Yesterday most definitely felt like the first day of spring.
Okay, so it was still a little chilly when I went out for my morning run. I still wore my fleece, hat, and gloves. But it felt like the world was desperately trying to force its way into spring. The sun was bright and warm. Birds were out and singing with a vengeance. And downtown was buzzing with a vibrant energy as people began taking to the outdoors to enjoy what surely must be the beginning of a lovely spring.
Unfortunately, I didn’t get to enjoy much of it, as I had to work. (Bo Burnham, however, who put on a hilariously awkward show.) But I didn’t mind too much. After all, Monday is a day off for me. There will be a whole day for enjoying the warmth and sunshine that was surely to come.
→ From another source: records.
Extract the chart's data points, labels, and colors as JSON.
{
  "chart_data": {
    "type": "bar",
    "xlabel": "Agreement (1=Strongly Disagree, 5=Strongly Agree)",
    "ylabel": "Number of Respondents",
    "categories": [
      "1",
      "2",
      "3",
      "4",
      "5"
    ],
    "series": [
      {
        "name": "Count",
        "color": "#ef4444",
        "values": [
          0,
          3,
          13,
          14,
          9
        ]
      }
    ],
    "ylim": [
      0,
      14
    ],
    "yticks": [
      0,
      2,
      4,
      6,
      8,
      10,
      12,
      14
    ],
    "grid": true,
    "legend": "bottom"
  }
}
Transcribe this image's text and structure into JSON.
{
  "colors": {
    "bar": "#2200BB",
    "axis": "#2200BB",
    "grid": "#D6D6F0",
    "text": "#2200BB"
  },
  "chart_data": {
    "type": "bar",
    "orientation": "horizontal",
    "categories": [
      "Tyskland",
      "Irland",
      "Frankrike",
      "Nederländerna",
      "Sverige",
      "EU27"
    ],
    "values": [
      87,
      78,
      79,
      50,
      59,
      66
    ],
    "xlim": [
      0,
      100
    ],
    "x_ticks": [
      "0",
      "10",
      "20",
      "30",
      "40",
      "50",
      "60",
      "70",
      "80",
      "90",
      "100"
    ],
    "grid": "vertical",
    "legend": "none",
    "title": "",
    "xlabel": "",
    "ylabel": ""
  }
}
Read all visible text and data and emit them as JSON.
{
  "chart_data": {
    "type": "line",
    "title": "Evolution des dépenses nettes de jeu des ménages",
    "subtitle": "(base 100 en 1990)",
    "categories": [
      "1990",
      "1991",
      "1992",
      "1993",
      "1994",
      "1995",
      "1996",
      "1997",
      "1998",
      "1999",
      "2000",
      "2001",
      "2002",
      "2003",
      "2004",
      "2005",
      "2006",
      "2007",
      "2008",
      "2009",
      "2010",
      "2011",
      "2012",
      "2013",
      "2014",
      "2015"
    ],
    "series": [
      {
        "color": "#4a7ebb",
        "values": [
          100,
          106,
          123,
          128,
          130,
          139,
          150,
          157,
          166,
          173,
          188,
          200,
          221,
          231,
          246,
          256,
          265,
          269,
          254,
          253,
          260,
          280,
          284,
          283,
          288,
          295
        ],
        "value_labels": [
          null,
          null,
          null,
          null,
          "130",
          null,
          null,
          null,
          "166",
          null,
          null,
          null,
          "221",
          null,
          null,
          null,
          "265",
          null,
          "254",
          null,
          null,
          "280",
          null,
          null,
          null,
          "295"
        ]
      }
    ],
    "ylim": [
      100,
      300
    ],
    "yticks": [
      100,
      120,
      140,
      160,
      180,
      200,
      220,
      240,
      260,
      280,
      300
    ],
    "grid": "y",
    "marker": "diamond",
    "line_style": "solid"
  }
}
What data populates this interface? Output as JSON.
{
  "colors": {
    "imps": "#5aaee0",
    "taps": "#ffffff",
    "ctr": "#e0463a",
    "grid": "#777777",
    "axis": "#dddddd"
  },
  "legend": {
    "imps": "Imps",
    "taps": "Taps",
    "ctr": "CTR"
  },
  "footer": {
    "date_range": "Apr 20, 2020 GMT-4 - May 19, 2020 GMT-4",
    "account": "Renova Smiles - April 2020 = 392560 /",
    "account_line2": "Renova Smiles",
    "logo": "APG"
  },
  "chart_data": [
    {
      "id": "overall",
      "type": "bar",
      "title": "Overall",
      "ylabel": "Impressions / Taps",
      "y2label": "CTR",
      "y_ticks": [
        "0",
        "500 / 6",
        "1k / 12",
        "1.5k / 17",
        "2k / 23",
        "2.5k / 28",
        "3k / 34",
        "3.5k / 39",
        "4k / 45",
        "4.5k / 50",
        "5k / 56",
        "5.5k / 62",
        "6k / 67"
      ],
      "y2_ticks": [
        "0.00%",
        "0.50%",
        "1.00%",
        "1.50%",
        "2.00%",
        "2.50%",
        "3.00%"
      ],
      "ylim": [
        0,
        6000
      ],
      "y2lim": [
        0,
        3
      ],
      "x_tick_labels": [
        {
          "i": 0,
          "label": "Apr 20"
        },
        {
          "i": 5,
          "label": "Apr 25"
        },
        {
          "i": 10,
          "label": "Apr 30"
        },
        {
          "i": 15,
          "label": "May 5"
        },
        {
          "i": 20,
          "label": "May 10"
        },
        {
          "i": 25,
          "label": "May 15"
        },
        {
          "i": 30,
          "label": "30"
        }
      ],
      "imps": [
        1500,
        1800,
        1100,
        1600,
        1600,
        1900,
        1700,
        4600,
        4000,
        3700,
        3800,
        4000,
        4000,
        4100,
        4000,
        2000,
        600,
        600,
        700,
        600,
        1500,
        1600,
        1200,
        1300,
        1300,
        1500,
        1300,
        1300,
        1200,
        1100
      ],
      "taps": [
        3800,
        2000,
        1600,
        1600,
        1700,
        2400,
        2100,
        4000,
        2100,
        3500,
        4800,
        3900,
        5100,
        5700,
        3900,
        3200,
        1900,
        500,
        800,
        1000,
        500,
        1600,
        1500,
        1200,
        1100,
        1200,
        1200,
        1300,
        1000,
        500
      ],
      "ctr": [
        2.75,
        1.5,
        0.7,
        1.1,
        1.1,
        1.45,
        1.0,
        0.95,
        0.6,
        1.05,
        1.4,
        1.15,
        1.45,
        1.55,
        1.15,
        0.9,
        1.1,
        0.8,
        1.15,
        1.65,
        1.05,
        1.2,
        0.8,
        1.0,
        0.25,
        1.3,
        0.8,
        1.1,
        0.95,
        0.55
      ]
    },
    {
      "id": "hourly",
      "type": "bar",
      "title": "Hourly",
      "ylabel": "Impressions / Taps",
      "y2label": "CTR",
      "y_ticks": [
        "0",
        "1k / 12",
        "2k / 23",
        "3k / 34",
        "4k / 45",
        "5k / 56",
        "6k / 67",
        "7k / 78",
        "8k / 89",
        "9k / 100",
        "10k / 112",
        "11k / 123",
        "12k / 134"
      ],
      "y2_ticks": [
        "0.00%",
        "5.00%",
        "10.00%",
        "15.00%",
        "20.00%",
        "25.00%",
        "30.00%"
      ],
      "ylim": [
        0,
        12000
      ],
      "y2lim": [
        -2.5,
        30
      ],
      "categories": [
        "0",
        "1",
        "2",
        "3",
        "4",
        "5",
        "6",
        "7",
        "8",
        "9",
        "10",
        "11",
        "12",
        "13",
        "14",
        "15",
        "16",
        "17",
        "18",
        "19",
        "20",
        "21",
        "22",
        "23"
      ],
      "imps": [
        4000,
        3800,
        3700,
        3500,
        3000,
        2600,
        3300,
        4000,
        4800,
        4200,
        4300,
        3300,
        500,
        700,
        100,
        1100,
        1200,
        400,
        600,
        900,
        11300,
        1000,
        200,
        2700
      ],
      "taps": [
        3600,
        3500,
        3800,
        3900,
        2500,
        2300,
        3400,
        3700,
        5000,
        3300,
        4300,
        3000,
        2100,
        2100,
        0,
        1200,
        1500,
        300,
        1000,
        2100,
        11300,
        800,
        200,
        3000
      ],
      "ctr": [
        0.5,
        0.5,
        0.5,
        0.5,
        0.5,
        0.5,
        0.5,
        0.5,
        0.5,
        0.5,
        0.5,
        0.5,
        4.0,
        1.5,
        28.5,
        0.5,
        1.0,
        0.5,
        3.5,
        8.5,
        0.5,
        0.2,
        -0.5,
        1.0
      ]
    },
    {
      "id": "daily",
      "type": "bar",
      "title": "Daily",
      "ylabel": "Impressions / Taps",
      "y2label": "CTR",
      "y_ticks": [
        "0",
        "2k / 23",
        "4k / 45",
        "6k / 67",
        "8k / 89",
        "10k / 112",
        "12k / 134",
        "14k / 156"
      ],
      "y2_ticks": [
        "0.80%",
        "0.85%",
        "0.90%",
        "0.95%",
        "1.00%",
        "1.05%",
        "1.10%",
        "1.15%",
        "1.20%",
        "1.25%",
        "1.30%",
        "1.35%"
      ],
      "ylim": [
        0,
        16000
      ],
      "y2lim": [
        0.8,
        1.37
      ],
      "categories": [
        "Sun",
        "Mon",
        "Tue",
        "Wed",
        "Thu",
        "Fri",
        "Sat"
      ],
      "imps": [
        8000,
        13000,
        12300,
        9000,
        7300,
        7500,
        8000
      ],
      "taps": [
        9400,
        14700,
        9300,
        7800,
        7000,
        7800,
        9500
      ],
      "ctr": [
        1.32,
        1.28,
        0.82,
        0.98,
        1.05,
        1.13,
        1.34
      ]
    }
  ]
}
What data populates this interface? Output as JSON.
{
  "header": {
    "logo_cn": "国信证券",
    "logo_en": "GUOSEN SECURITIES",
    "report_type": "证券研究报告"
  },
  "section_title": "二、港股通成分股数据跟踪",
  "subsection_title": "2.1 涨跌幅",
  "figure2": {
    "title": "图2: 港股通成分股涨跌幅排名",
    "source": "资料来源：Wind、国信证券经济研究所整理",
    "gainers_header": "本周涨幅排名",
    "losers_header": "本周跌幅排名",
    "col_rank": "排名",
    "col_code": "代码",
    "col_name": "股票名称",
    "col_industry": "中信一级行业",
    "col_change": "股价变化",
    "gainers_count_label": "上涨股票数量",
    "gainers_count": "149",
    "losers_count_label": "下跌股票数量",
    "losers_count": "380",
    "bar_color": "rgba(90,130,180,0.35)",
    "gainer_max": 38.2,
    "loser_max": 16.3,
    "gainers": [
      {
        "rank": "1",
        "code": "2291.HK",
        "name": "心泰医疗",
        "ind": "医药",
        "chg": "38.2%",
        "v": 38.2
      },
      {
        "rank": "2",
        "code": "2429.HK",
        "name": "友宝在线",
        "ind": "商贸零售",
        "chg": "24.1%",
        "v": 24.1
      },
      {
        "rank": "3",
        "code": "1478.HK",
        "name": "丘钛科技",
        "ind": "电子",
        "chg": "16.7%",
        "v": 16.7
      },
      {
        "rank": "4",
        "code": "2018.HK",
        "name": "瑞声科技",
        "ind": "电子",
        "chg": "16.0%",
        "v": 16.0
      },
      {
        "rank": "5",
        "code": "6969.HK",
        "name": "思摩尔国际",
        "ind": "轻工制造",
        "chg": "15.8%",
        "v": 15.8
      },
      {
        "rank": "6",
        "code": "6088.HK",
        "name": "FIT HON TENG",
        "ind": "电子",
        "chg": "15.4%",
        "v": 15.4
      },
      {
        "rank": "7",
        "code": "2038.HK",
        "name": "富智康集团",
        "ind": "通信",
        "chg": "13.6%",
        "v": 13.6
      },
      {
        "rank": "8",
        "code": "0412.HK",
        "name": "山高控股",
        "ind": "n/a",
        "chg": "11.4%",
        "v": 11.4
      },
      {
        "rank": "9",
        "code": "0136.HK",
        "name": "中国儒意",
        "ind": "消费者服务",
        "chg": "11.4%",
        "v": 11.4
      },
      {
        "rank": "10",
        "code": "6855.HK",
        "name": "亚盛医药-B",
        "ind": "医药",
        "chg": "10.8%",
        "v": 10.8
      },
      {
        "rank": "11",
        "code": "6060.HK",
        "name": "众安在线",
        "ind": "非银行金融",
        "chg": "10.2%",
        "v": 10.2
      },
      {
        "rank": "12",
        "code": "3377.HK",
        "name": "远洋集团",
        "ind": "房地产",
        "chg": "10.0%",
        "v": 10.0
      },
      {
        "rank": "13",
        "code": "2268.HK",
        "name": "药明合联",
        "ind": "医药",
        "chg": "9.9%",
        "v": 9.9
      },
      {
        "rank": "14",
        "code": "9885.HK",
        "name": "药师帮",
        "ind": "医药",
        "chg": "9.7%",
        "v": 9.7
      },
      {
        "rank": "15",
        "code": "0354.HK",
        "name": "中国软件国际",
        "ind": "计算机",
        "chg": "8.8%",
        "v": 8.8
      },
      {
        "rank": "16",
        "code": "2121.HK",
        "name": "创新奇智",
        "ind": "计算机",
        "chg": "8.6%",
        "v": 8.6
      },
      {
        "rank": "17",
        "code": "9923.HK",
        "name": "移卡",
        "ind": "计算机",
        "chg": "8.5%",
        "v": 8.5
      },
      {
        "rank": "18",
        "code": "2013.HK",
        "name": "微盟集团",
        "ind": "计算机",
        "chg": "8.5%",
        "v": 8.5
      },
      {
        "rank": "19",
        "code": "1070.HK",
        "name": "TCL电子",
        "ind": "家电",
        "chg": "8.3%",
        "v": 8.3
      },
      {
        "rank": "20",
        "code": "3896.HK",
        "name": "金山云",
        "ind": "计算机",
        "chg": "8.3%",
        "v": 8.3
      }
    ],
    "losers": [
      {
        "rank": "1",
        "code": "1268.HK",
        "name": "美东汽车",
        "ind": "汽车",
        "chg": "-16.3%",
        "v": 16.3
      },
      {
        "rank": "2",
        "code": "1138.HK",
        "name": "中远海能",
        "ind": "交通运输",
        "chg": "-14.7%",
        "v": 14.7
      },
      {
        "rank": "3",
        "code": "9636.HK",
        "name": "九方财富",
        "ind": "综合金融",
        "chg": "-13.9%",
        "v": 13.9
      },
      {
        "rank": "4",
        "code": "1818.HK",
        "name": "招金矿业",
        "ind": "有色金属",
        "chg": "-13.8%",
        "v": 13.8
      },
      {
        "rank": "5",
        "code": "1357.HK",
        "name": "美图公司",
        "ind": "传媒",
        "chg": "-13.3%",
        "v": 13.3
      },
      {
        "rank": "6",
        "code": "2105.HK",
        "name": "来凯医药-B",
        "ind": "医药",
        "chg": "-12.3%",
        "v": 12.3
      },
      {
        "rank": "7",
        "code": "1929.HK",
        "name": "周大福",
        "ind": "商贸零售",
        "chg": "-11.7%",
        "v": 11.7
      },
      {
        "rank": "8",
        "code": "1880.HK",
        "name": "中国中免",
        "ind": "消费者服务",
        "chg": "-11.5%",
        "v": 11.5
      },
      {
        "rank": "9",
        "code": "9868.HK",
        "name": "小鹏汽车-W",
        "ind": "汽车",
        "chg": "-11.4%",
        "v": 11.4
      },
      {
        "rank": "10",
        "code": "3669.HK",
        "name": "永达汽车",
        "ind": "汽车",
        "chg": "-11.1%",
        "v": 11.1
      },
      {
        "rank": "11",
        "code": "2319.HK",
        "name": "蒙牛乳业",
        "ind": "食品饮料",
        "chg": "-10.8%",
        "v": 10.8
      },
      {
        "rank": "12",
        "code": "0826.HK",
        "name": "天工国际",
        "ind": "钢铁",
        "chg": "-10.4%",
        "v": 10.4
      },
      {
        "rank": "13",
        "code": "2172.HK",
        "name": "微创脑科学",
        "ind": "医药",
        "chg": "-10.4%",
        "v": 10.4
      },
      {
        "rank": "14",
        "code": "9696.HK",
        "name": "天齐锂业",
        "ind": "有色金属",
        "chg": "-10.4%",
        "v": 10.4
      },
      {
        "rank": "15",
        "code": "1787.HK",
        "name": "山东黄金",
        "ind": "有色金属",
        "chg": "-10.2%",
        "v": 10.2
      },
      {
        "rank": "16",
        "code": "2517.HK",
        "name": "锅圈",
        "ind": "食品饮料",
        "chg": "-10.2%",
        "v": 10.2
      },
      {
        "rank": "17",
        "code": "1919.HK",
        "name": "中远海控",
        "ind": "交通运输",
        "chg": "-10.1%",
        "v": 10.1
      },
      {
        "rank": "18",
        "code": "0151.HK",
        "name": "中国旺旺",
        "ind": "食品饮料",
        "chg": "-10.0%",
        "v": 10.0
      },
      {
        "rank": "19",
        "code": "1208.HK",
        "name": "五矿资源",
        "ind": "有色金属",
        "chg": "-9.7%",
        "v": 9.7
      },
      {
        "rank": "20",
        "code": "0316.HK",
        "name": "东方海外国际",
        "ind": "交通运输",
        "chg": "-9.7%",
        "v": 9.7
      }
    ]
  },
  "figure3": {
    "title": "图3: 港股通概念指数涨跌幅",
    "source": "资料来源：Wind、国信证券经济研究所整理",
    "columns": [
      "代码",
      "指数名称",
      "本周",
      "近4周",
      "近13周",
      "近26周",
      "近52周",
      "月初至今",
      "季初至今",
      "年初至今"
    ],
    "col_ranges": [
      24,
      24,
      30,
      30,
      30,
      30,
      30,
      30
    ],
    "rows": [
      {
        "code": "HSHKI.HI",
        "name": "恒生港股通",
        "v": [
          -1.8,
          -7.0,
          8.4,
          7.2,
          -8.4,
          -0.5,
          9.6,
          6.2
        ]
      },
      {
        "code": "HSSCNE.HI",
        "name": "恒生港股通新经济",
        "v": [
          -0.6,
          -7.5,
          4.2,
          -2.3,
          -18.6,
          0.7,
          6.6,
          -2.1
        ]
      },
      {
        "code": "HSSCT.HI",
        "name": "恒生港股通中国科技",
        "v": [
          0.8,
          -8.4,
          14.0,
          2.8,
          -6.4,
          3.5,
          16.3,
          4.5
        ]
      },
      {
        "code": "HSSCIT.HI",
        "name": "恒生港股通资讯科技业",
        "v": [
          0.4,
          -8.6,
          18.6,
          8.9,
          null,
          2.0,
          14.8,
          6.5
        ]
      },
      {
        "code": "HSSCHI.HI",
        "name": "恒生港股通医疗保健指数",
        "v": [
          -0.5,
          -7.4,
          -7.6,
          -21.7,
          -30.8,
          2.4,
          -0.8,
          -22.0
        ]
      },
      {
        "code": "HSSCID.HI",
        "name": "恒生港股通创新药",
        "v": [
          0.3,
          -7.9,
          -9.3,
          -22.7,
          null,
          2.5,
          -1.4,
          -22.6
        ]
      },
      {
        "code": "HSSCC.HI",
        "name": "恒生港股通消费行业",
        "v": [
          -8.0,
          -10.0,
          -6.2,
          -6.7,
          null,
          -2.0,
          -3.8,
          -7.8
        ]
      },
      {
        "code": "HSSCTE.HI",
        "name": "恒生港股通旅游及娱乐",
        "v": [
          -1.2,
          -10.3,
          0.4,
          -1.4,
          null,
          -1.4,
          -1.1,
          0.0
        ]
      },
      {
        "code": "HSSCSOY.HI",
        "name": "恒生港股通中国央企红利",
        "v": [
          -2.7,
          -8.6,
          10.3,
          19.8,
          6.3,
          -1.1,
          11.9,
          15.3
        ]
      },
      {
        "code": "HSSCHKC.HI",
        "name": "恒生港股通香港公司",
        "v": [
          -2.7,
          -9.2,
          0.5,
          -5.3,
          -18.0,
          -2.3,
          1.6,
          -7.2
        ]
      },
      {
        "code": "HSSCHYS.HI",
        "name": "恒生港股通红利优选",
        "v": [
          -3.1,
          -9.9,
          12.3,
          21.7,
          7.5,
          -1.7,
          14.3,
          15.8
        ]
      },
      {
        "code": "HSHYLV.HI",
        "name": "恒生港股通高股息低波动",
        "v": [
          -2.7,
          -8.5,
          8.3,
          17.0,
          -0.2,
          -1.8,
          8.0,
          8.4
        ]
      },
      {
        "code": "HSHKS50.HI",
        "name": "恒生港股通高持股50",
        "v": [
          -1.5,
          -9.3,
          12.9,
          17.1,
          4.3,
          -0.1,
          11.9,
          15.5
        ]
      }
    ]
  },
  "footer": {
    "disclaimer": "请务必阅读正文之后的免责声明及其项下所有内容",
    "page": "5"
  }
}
So when I woke up this morning, I did so with a sleepy smile on my face. I laid in bed, thinking about all the nice things that I could do today. There would be a long run downtown. An after-lunch walk with Kyle, perhaps for some frozen yogurt. And maybe we could dig the grill out of the shed and grill us up some yumminess. It was going to be a wonderful lazy spring day.
These dreams of robins and rays were immediately smashed against the sidewalk, however, when I got out of bed and pulled the curtains aside for a peek at my perfect spring day and saw what looked like a fucking blizzard. Think I’m kidding? Look at this shit.
So much for my run. So much for our walk. So much for some motherfucking grilled chicken. My beautiful spring day is now covered in two inches of snow, and I just wasn’t emotionally prepared for this. Of course, it does explain the white string hanging from Mother Nature’s giant, angry vagina, because this bitch is clearly on the rag. Someone tell her she’s skinny and give her a chocolate bar already, so we can have our springtime back.
And in the meantime, at least there’s always skiing.